Has anyone had experience with a horrible mother-in-law? Not the stereotypical joke, but the kind that you figure out after everything falls apart, was you and your spouses main problem? 
She lived near or with us the entire time and before(at my spouse's request).

After a little time of freedom I can see how she manipulates situations and people. Lies to your face and behind your back. Creates an atmosphere of dread for those living around her. 

I can see why my stbx has not attempted to reconcile:
1.her 
2.her mom's poisoned mind and heart
(I heard her telling her it would never work one night.) 

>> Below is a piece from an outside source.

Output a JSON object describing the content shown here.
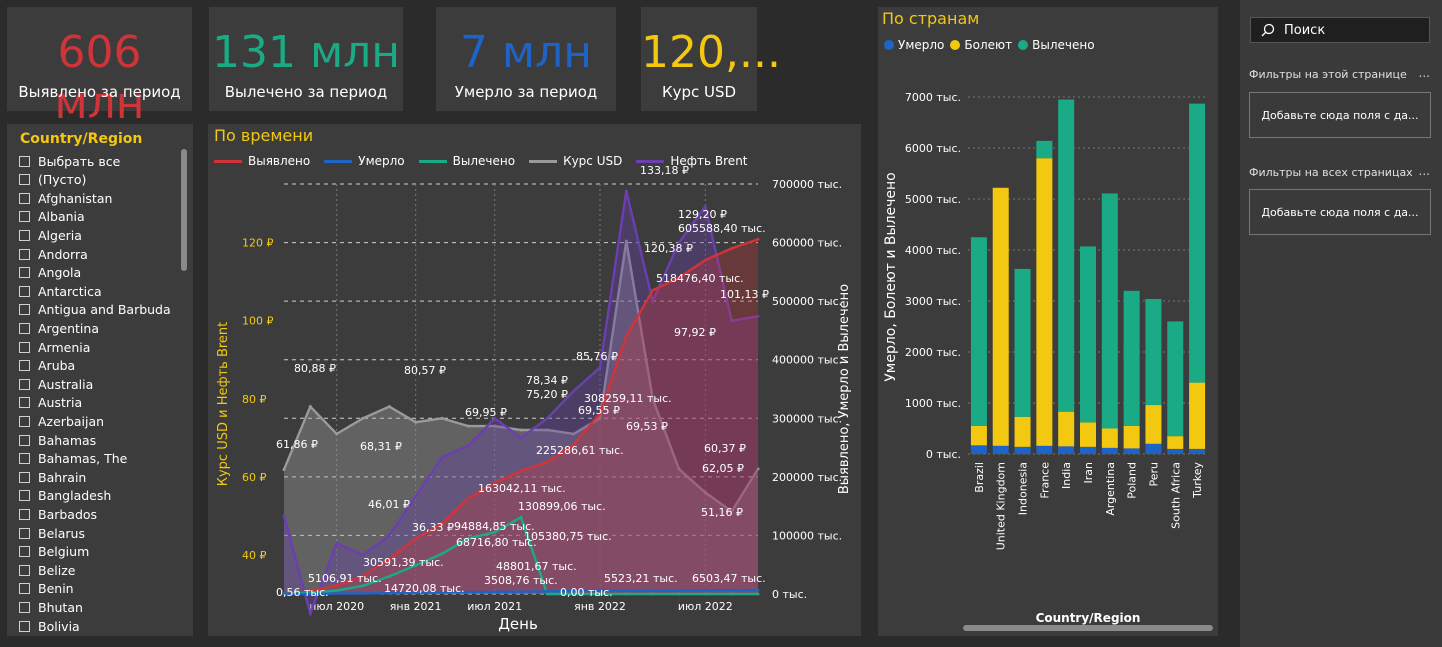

Everything is about her(meaning mom), it sickens me to see what could have been a lovely, smart, strong woman treated like a little girl, but doing grown-up things and being made to feel subservient while being denigrated by someone that should be a nurturer. she will then swoop in to her defense. It amazes me how well you can treat two people and they either ignore it all and don't defend you or they refuse to remember it. Unfortunately, her mom also had influence over me for a while and made things rough for her daughter. After all was said and done she flipped on me in a matter of days. 

The part that gets me the most, is how she claims to see it, but gives in half way into admitting what is reality. 

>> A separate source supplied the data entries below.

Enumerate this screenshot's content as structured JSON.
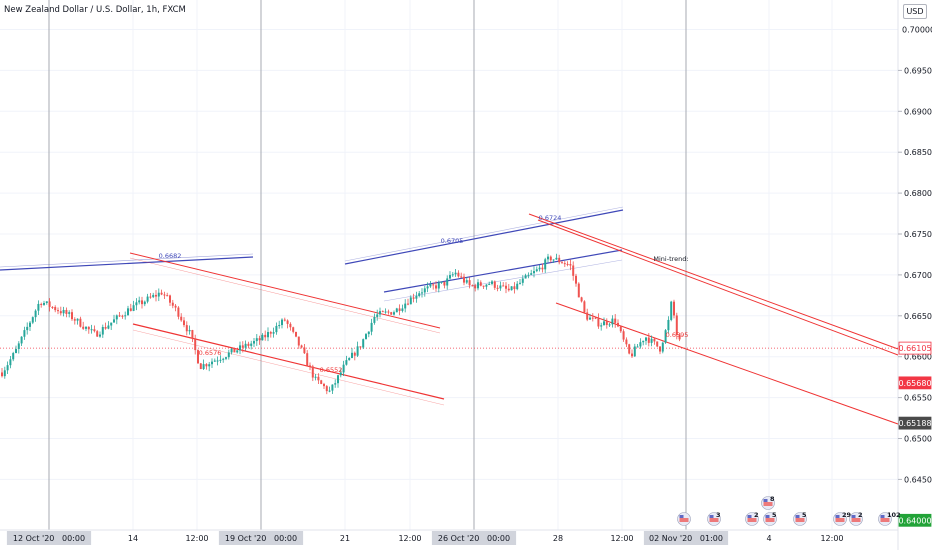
{
  "header": {
    "title": "New Zealand Dollar / U.S. Dollar, 1h, FXCM",
    "currency": "USD"
  },
  "colors": {
    "up": "#26a69a",
    "down": "#ef5350",
    "channel_blue": "#3f48b8",
    "channel_red": "#ef3434",
    "last_price": "#f23645",
    "level_dark": "#4a4a4a",
    "level_green": "#22a338"
  },
  "chart_data": {
    "type": "candlestick",
    "symbol": "NZDUSD",
    "timeframe": "1h",
    "ylim": [
      0.6375,
      0.7
    ],
    "y_ticks": [
      "0.70000",
      "0.69500",
      "0.69000",
      "0.68500",
      "0.68000",
      "0.67500",
      "0.67000",
      "0.66500",
      "0.66000",
      "0.65500",
      "0.65000",
      "0.64500"
    ],
    "x_ticks": [
      "12 Oct '20  00:00",
      "14",
      "12:00",
      "19 Oct '20  00:00",
      "21",
      "12:00",
      "26 Oct '20  00:00",
      "28",
      "12:00",
      "02 Nov '20  01:00",
      "4",
      "12:00"
    ],
    "path_points": [
      [
        0,
        0.6577
      ],
      [
        15,
        0.6605
      ],
      [
        40,
        0.6668
      ],
      [
        70,
        0.665
      ],
      [
        95,
        0.6627
      ],
      [
        130,
        0.6659
      ],
      [
        162,
        0.6679
      ],
      [
        178,
        0.6654
      ],
      [
        190,
        0.6628
      ],
      [
        200,
        0.6588
      ],
      [
        218,
        0.6598
      ],
      [
        240,
        0.661
      ],
      [
        262,
        0.6622
      ],
      [
        285,
        0.6645
      ],
      [
        300,
        0.6612
      ],
      [
        315,
        0.6572
      ],
      [
        330,
        0.6557
      ],
      [
        345,
        0.659
      ],
      [
        360,
        0.6613
      ],
      [
        375,
        0.665
      ],
      [
        395,
        0.6656
      ],
      [
        420,
        0.668
      ],
      [
        445,
        0.669
      ],
      [
        455,
        0.6703
      ],
      [
        470,
        0.6686
      ],
      [
        490,
        0.669
      ],
      [
        510,
        0.668
      ],
      [
        525,
        0.6695
      ],
      [
        540,
        0.6708
      ],
      [
        550,
        0.6721
      ],
      [
        562,
        0.6716
      ],
      [
        570,
        0.6712
      ],
      [
        578,
        0.668
      ],
      [
        585,
        0.665
      ],
      [
        600,
        0.664
      ],
      [
        615,
        0.6645
      ],
      [
        630,
        0.66
      ],
      [
        645,
        0.6625
      ],
      [
        660,
        0.661
      ],
      [
        668,
        0.664
      ],
      [
        672,
        0.667
      ],
      [
        676,
        0.663
      ],
      [
        682,
        0.661
      ]
    ],
    "annotations": [
      {
        "text": "0.6682",
        "color": "#3f48b8"
      },
      {
        "text": "0.6576",
        "color": "#ef3434"
      },
      {
        "text": "0.6552",
        "color": "#ef3434"
      },
      {
        "text": "0.6705",
        "color": "#3f48b8"
      },
      {
        "text": "0.6724",
        "color": "#3f48b8"
      },
      {
        "text": "Mini-trend:",
        "color": "#131722"
      },
      {
        "text": "0.6595",
        "color": "#ef3434"
      }
    ],
    "price_tags": [
      {
        "text": "0.66105",
        "bg": "#ffffff",
        "fg": "#f23645",
        "border": "#f23645",
        "price": 0.66105
      },
      {
        "text": "0.65680",
        "bg": "#f23645",
        "fg": "#ffffff",
        "border": "#f23645",
        "price": 0.6568
      },
      {
        "text": "0.65188",
        "bg": "#4a4a4a",
        "fg": "#ffffff",
        "border": "#4a4a4a",
        "price": 0.65188
      },
      {
        "text": "0.64000",
        "bg": "#22a338",
        "fg": "#ffffff",
        "border": "#22a338",
        "price": 0.64
      }
    ],
    "events": [
      "3",
      "8",
      "2",
      "5",
      "5",
      "29",
      "2",
      "8",
      "102"
    ]
  }
}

Any thoughts, personal experience, or advice?
Btw I learned my lesson already never again


----------



## Toffer (Jan 31, 2012)

Agast, 
I know what you mean even though my situation is nowhere as bad as yours was.

My MIL systematically (because of her now dead husband) lost all of her friends. My wife's two other siblings are never around to help the MIL with anything and actually moved about 2 hours away so it all falls in my wife's lap.

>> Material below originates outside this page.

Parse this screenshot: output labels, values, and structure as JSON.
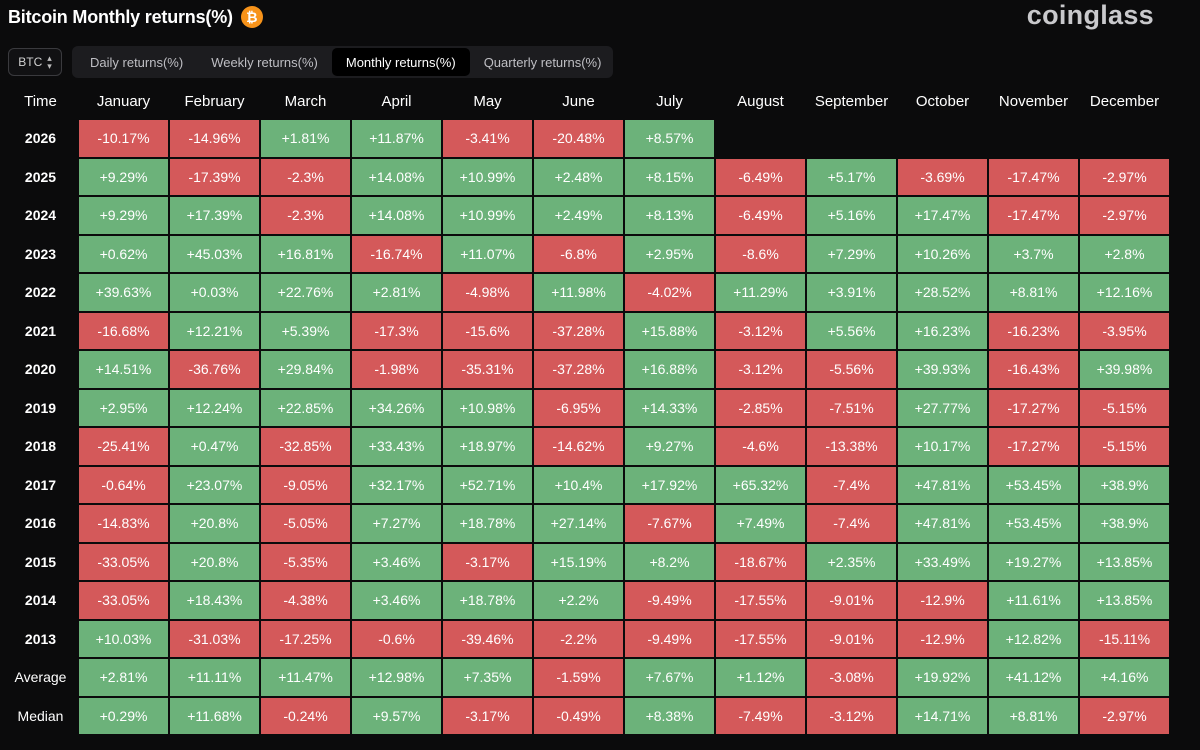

My MIL is retired and is at my house almost every day until after she gets fed dinner. My wife will often sit and eat with her leaving me to dine alone most evenings during the week.

If we go out for dinner, the MIL will say that wherever we go is fine, she's not picky. The truth is she's very picky and complains about everything!

I have even told my wife that if her mom ever moved in with us, ther's be a good chance that I would move out and I hope that they'll be very happy together!


----------



## Agast84 (Dec 26, 2011)

Toffer said:


> Agast,
> I know what you mean even though my situation is nowhere as bad as yours was.
> 
> My MIL systematically (because of her now dead husband) lost all of her friends. My wife's two other siblings are never around to help the MIL with anything and actually moved about 2 hours away so it all falls in my wife's lap.
> ...


I always thought it was supposed to be the husband's mom that made the W feel bad, not her own mother. You more or less get what I mean though. I wish things wern't like they are for me, but man, I am glad to be away from her mom(and her in many ways).


----------